There is now overcapacity in shipping. To compound this most Chinese factories were already closed two weeks ago, i.e. two weeks before the traditional Chinese New Year annual 1 week rest, on weak customer demand. A quick survey of the Shanghai deep sea port last week revealed 2/3 of berths empty. Hong Kong was no better. Singapore is increasingly used as a parking area for decommissioned cargo ships. Air freight operators also report unprecedented spare capacity.


The PRC government figure is that 10 million of the estimated 150 million domestic migrant workers are now without work. A quick look at the number of bankruptcies officially announced reveals how unlikely this figure is. The true figure is probably 3 to 5 times higher, ie 30 to 50 million (and the total number of domestic migrant workers is probably higher too. Most are difficult to track as they are unregistered).

Aside from classic stimulus offers (heavy structural investment announced in october), the government is under tremendous pressure to deliver growth and jobs. Devaluation of the RMB is tempting but could lead to serious diplomatic sanctions.

 

More revealing is a series of measures taken since September, such as the reinstatement of VAT deductibility for exporters, sharply increased bank lending at the end of 2008, and large purchases by the state of aluminum and steel to stabilize prices and avoid a complete shutdown of the producers.

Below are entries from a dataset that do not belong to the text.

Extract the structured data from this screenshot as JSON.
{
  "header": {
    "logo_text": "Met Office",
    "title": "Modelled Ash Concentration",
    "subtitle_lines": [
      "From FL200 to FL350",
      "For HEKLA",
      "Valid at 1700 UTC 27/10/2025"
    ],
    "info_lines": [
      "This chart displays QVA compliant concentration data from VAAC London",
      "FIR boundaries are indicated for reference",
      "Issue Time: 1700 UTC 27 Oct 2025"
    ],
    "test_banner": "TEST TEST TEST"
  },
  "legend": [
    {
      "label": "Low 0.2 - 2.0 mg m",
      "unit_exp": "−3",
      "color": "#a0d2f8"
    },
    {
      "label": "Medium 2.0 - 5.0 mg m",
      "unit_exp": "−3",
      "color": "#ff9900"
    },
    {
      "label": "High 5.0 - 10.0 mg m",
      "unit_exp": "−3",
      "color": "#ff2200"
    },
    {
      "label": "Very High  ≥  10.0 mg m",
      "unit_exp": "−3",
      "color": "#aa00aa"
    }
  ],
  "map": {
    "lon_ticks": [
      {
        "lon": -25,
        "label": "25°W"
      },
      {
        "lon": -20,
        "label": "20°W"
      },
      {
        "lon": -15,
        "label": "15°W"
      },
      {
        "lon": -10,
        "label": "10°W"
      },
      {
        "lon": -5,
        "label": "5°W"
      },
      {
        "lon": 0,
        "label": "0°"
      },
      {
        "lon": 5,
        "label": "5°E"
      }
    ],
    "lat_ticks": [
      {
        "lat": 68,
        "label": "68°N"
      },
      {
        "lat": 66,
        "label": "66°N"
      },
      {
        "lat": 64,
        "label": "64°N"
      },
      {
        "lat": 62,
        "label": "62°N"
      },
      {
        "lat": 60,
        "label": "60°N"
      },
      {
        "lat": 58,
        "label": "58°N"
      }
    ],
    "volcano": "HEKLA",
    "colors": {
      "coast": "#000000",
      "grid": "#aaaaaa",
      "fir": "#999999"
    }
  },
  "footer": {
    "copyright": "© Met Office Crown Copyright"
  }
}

Also noteworthy is the new tendency in government and the press to lean over private companies to retain surplus workers, while at the same time being more lenient in implementation of the strict 2008 labor law.

THIS IS ALL VERY WELL, NOW HOW DO I WIN ?


1- Leverage the downturn in your Supplier relationships

Buy better. Do not forget that raw materials costs have seriously crashed, and that pressure on labor costs is down to. Use competition to your full advantage.

Time is on your side: factories have idled for the Chinese New Year, order books are empty. This winter will be difficult for factories with low cash. The COO of a medium sized electronics factory (5000 staff) renowned in the industry for its high quality and conservative approach told us recently: "We are fighting for survival."

Renegotiate all your contracts. Please pay equal attention to the next point.

2- Do not use just any supplier

More than ever, check your partners background, their latest financial situation, and obtain additional information through trade sources. Watch your competitors cry when their supplier defaults with their down payment. Do not face such problems, perform yearly audits of their accounts, and use frequent factory visits - product quality inspections for example ,to keep an eye of staff and inventory conditions.


3- More than ever, check PRODUCT QUALITY.

Any supplier in a tight corner, be they Polish, Mexican or American, will be tempted to cut corners on quality. Avoid suppliers who do not authorize spot quality checks in the factory. Also avoid suppliers who require full payment of the goods before production.

Finally, beware of habit: it is traditionally after the third delivery that quality starts to slip. We talk from experience on the latter, and expect quality will deteriorate even faster in the current climate.

Reasonably you should pay no more than 35 to 50% of an order before having had a chance to verify product quality on site.

4- Do not forget to review your freight agreements.

China and Asia were on the verge of being expensive with petrol at USD 145 per barrel and a wave of ever increasing demand. Things have changed. Asia is again a very competitive solution to buy better and cheaper.

China again leads the way and will help you reach profit targets.